第18話 リリスの静かな怒りと優しさ
月が高く昇り、静けさに包まれた夜の街。人気の少ない石畳の道を、レオンたち五人は足音を控えながら歩いていた。灯火はまばらで、建物の影が長く伸びている。
そんな中、不意に酒場の扉が勢いよく開いた。
「へへへ……なあ、俺と遊ぼうぜ? 損はさせねえよ?」
酔った声が夜の静けさを裂く。扉の内側からよろめくように現れたのは、酒に酔い潰れた一人の衛兵と、嫌がる女性店員だった。
「や、やめてください……近寄らないで……。」
女性が後ずさると、衛兵の表情が豹変する。
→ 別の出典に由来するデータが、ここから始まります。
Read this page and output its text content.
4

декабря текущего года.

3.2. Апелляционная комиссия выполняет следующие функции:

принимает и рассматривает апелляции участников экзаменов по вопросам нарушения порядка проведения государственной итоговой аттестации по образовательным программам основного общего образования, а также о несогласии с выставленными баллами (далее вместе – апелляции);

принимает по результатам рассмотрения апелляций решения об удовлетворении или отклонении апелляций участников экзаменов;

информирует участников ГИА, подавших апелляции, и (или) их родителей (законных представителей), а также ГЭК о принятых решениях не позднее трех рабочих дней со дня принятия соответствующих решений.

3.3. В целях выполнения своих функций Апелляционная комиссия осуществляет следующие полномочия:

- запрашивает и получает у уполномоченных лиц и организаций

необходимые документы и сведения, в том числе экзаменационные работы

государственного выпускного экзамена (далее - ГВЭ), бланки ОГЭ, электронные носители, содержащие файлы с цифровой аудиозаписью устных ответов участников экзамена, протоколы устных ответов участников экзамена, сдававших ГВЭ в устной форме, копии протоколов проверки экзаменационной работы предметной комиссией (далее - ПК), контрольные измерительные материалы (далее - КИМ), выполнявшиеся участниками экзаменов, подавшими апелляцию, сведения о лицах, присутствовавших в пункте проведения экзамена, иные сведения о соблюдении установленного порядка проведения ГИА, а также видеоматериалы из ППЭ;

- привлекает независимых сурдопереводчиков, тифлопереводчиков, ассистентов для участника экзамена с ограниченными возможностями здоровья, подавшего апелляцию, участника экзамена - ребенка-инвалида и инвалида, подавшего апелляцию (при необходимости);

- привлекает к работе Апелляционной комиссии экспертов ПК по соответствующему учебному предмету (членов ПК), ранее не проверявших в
濁った目が怒気に染まり、腰の剣に手をかける。
「なんだと? 衛兵である俺に逆らうのは、ベルツ様に逆らうのと同義だぞ! どうなっても知らねえぞ!」
その場に嫌な緊張感が走った。レオンが一歩前に出ようとした瞬間──
「……あーあ。」
リリスが小さくため息をつき、すらりと歩き出す。
「私、ああいうタイプ、大嫌いなのよね。ちょっと……おしおきしてくるわ。」
その口調は穏やかで、笑みさえ浮かべていたが、その目の奥には鋭く光る怒りが確かにあった。
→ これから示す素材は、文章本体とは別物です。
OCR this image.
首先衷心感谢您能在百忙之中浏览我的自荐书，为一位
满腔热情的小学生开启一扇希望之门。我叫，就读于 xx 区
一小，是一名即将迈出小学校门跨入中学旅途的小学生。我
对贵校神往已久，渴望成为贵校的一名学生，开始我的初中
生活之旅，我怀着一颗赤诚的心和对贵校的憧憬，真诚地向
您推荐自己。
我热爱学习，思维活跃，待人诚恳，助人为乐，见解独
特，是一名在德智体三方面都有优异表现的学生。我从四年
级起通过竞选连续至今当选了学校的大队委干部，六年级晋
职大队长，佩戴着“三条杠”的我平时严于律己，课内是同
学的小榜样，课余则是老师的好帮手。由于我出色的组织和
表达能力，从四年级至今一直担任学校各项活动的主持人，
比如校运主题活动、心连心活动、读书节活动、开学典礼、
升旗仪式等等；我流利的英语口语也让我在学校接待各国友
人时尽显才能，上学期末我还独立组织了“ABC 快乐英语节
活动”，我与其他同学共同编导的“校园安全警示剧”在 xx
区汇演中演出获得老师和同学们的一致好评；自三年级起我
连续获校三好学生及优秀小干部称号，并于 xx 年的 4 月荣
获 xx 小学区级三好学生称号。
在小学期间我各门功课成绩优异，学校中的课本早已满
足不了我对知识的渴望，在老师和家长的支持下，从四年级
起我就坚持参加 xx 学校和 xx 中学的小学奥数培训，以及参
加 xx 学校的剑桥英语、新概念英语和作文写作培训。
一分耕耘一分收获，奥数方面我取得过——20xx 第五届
リリスは迷いなく、女性と衛兵の間に立つ。突然の介入に衛兵が顔をしかめた。
「なんだテメェ……こっちはベルツ様の名のもとに──」
「あーもう、うるさい。」
リリスは静かに手を上げ、小さく詠唱を口にした。次の瞬間、彼女の指先から走ったのは、鋭い雷光。避ける間もなく、それは衛兵の身体を包み──
「ぎっ……ぎええええっ!」
情けない叫び声を残して、衛兵はばたりとその場に倒れた。動かなくなった彼を一瞥し、リリスはひらりと髪をかきあげて振り返った。
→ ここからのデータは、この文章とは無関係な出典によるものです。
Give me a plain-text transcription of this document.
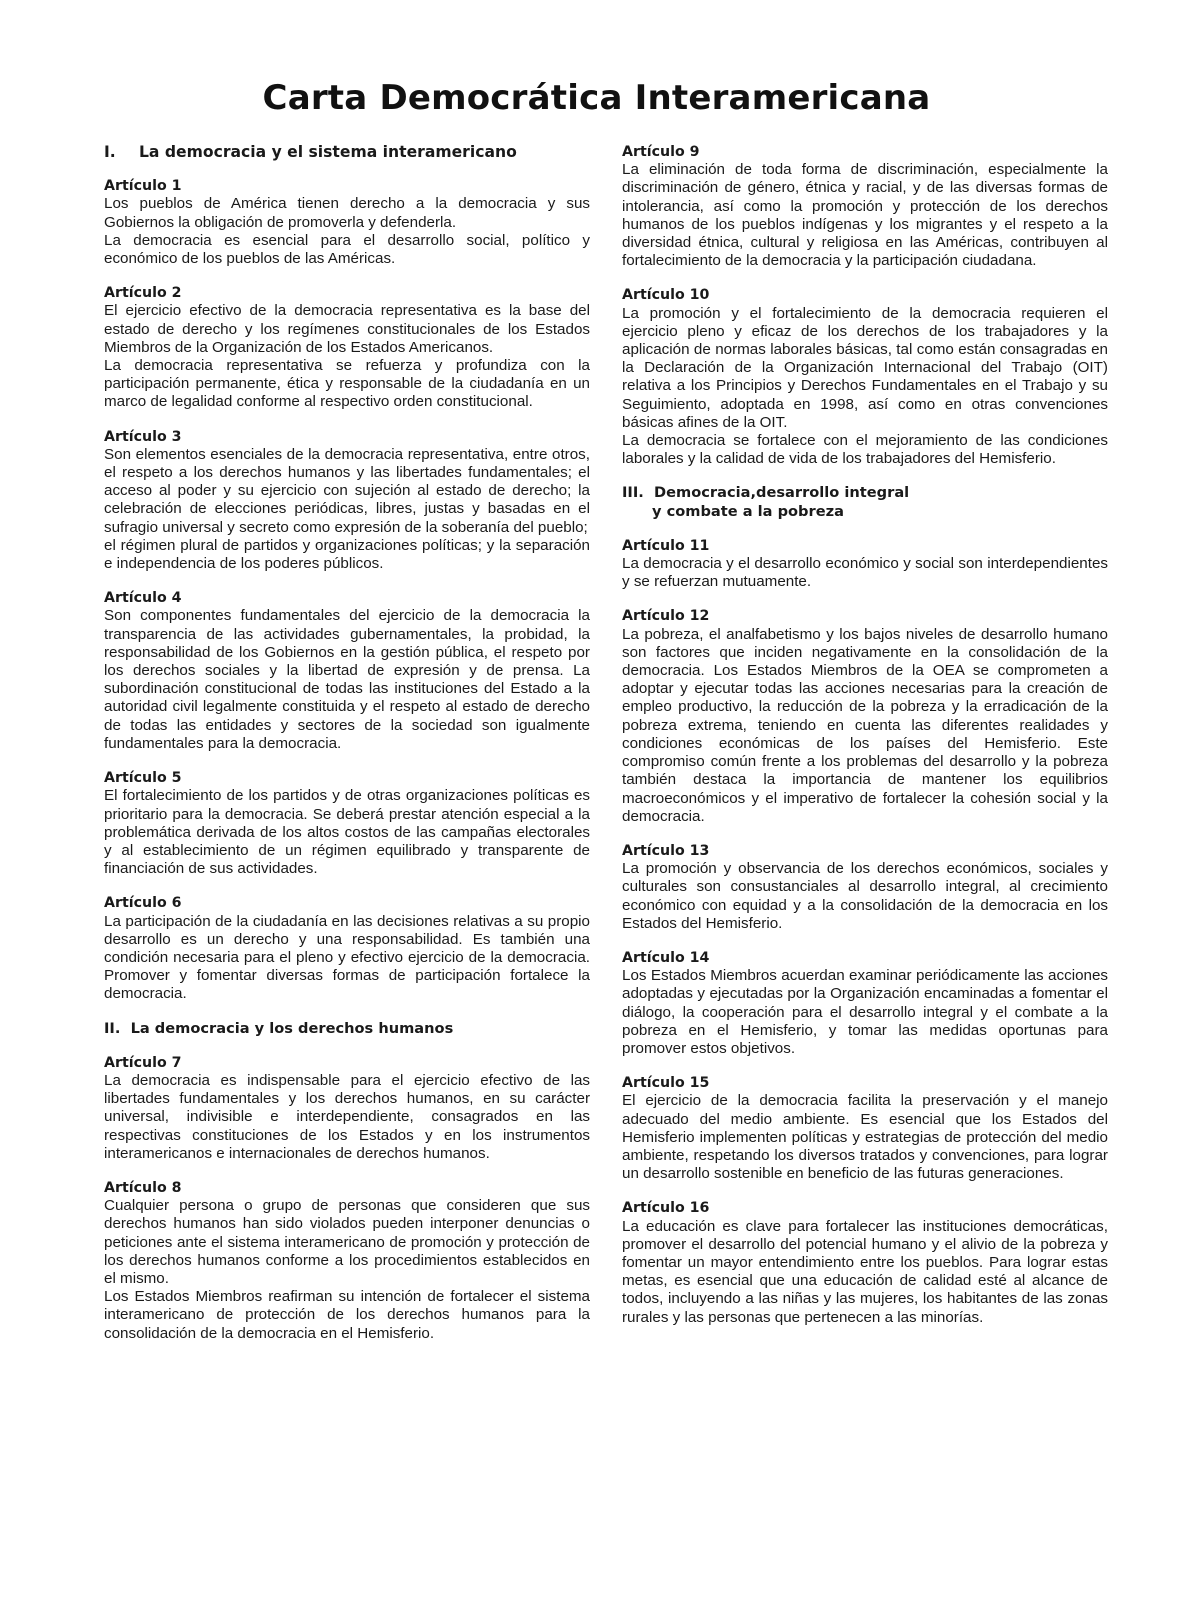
Carta Democrática Interamericana
I. La democracia y el sistema interamericano
Artículo 1

Los pueblos de América tienen derecho a la democracia y sus Gobiernos la obligación de promoverla y defenderla.

La democracia es esencial para el desarrollo social, político y económico de los pueblos de las Américas.

Artículo 2

El ejercicio efectivo de la democracia representativa es la base del estado de derecho y los regímenes constitucionales de los Estados Miembros de la Organización de los Estados Americanos.

La democracia representativa se refuerza y profundiza con la participación permanente, ética y responsable de la ciudadanía en un marco de legalidad conforme al respectivo orden constitucional.

Artículo 3

Son elementos esenciales de la democracia representativa, entre otros, el respeto a los derechos humanos y las libertades fundamentales; el acceso al poder y su ejercicio con sujeción al estado de derecho; la celebración de elecciones periódicas, libres, justas y basadas en el sufragio universal y secreto como expresión de la soberanía del pueblo;

el régimen plural de partidos y organizaciones políticas; y la separación e independencia de los poderes públicos.

Artículo 4

Son componentes fundamentales del ejercicio de la democracia la transparencia de las actividades gubernamentales, la probidad, la responsabilidad de los Gobiernos en la gestión pública, el respeto por los derechos sociales y la libertad de expresión y de prensa. La subordinación constitucional de todas las instituciones del Estado a la autoridad civil legalmente constituida y el respeto al estado de derecho de todas las entidades y sectores de la sociedad son igualmente fundamentales para la democracia.

Artículo 5

El fortalecimiento de los partidos y de otras organizaciones políticas es prioritario para la democracia. Se deberá prestar atención especial a la problemática derivada de los altos costos de las campañas electorales y al establecimiento de un régimen equilibrado y transparente de financiación de sus actividades.

Artículo 6

La participación de la ciudadanía en las decisiones relativas a su propio desarrollo es un derecho y una responsabilidad. Es también una condición necesaria para el pleno y efectivo ejercicio de la democracia. Promover y fomentar diversas formas de participación fortalece la democracia.

II. La democracia y los derechos humanos
Artículo 7

La democracia es indispensable para el ejercicio efectivo de las libertades fundamentales y los derechos humanos, en su carácter universal, indivisible e interdependiente, consagrados en las respectivas constituciones de los Estados y en los instrumentos interamericanos e internacionales de derechos humanos.

Artículo 8

Cualquier persona o grupo de personas que consideren que sus derechos humanos han sido violados pueden interponer denuncias o peticiones ante el sistema interamericano de promoción y protección de los derechos humanos conforme a los procedimientos establecidos en el mismo.

Los Estados Miembros reafirman su intención de fortalecer el sistema interamericano de protección de los derechos humanos para la consolidación de la democracia en el Hemisferio.

Artículo 9

La eliminación de toda forma de discriminación, especialmente la discriminación de género, étnica y racial, y de las diversas formas de intolerancia, así como la promoción y protección de los derechos humanos de los pueblos indígenas y los migrantes y el respeto a la diversidad étnica, cultural y religiosa en las Américas, contribuyen al fortalecimiento de la democracia y la participación ciudadana.

Artículo 10

La promoción y el fortalecimiento de la democracia requieren el ejercicio pleno y eficaz de los derechos de los trabajadores y la aplicación de normas laborales básicas, tal como están consagradas en la Declaración de la Organización Internacional del Trabajo (OIT) relativa a los Principios y Derechos Fundamentales en el Trabajo y su Seguimiento, adoptada en 1998, así como en otras convenciones básicas afines de la OIT.

La democracia se fortalece con el mejoramiento de las condiciones laborales y la calidad de vida de los trabajadores del Hemisferio.

III. Democracia,desarrollo integral
y combate a la pobreza
Artículo 11

La democracia y el desarrollo económico y social son interdependientes y se refuerzan mutuamente.

Artículo 12

La pobreza, el analfabetismo y los bajos niveles de desarrollo humano son factores que inciden negativamente en la consolidación de la democracia. Los Estados Miembros de la OEA se comprometen a adoptar y ejecutar todas las acciones necesarias para la creación de empleo productivo, la reducción de la pobreza y la erradicación de la pobreza extrema, teniendo en cuenta las diferentes realidades y condiciones económicas de los países del Hemisferio. Este compromiso común frente a los problemas del desarrollo y la pobreza también destaca la importancia de mantener los equilibrios macroeconómicos y el imperativo de fortalecer la cohesión social y la democracia.

Artículo 13

La promoción y observancia de los derechos económicos, sociales y culturales son consustanciales al desarrollo integral, al crecimiento económico con equidad y a la consolidación de la democracia en los Estados del Hemisferio.

Artículo 14

Los Estados Miembros acuerdan examinar periódicamente las acciones adoptadas y ejecutadas por la Organización encaminadas a fomentar el diálogo, la cooperación para el desarrollo integral y el combate a la pobreza en el Hemisferio, y tomar las medidas oportunas para promover estos objetivos.

Artículo 15

El ejercicio de la democracia facilita la preservación y el manejo adecuado del medio ambiente. Es esencial que los Estados del Hemisferio implementen políticas y estrategias de protección del medio ambiente, respetando los diversos tratados y convenciones, para lograr un desarrollo sostenible en beneficio de las futuras generaciones.

Artículo 16

La educación es clave para fortalecer las instituciones democráticas, promover el desarrollo del potencial humano y el alivio de la pobreza y fomentar un mayor entendimiento entre los pueblos. Para lograr estas metas, es esencial que una educación de calidad esté al alcance de todos, incluyendo a las niñas y las mujeres, los habitantes de las zonas rurales y las personas que pertenecen a las minorías.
「はい、終了。ちょっと手加減したから、明日には起きてくると思うけど……まあ、いい薬になったでしょうね」
呆然と立ち尽くしていた女性店員が、目を見開いてリリスを見つめた。
「……あ、ありがとうございます……魔族なのに……優しいんですね……」
リリスはその言葉に小さく笑い、肩をすくめて言った。
「当たり前のことをしただけよ。誰かを泣かせる権利なんて、誰にもないんだから」
そう言って、そっと女性の肩に手を置く。
「もうすぐ、ああいう衛兵がいなくなる日が来るから。少しだけ、期待しててね」
その言葉に、女性は思わず胸に手を当ててうなずいた。
「……はい、信じます。ありがとうございます……!」
リリスはそれ以上多くを語らず、ふわりと微笑むと、夜闇へと戻っていった。その背中は、どこか誇らしげで、しかし気取る様子はなかった。
後ろから見ていたレオンは、小さくつぶやいた。
「……やっぱり、頼もしい仲間だな」
彼女の言葉は、確かにこの街の誰かの心に、希望という灯をともしていた。